Iets kan op het bestuursveld en het niveau van de ambtenarij zelf fout gaan door wanbeheer en slordigheden. Iets kan daar scheef groeien door normenvervaging. Iets kan daar mis zitten door ontspoorde oude mores (exuberante lunchcultuur, visakaarten, kostenbonnetjes, e.d.)

Maar iets kan achter de schermen van een beleid ook scheef groeien vanwege de hoge mandatenconcentratie waarin een machtspoliticus zich gaandeweg tot incontournable werkt. Waarbij hij dan van zichzelf gaat denken dat hij zowel onmisbaar als onaantastbaar is en liever de boodschapper van de misstap verkettert dan daar zelf de juiste consequenties van te dragen en de voor de hand liggende conclusie uit te trekken.
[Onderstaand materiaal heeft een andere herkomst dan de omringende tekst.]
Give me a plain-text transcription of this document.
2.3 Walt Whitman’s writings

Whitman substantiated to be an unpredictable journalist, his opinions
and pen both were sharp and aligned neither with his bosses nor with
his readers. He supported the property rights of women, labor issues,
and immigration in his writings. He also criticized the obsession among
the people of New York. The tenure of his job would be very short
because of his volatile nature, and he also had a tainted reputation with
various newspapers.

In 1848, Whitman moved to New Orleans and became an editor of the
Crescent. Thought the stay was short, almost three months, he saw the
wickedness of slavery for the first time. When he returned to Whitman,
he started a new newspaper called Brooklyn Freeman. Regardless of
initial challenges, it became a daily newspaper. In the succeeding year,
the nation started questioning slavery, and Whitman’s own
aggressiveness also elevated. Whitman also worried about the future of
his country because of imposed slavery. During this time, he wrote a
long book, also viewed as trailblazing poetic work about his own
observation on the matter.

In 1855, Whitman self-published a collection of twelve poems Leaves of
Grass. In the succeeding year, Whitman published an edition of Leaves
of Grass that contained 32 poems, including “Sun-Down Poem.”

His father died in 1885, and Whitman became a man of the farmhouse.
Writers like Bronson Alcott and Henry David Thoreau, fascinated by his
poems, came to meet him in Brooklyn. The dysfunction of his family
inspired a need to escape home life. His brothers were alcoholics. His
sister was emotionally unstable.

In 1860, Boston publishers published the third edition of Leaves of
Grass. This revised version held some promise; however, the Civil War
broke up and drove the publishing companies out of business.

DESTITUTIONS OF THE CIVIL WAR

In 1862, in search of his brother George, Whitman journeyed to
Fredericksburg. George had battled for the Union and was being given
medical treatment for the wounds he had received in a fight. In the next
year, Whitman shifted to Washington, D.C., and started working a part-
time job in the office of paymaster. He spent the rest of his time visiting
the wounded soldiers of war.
Doet hij datlaatste niet, dan lijkt het erop dat er twee maten en twee gewichten worden gehanteerd. Want als de lat van het bestuurlijke fatsoen(terecht) hoog wordt gelegd, dan wel voor iedereen.

Zoniet zet je de geloofwaardigheid van dat nobel streven naar correct bestuur door de burgemeester op het spel.

Goed dat bij dit alles de kiezer dan maar zelf op tijd en stond voor aflossing van de wacht zorgen kan. Tuupe vuir Ronse. Als het moet: met andere en betere.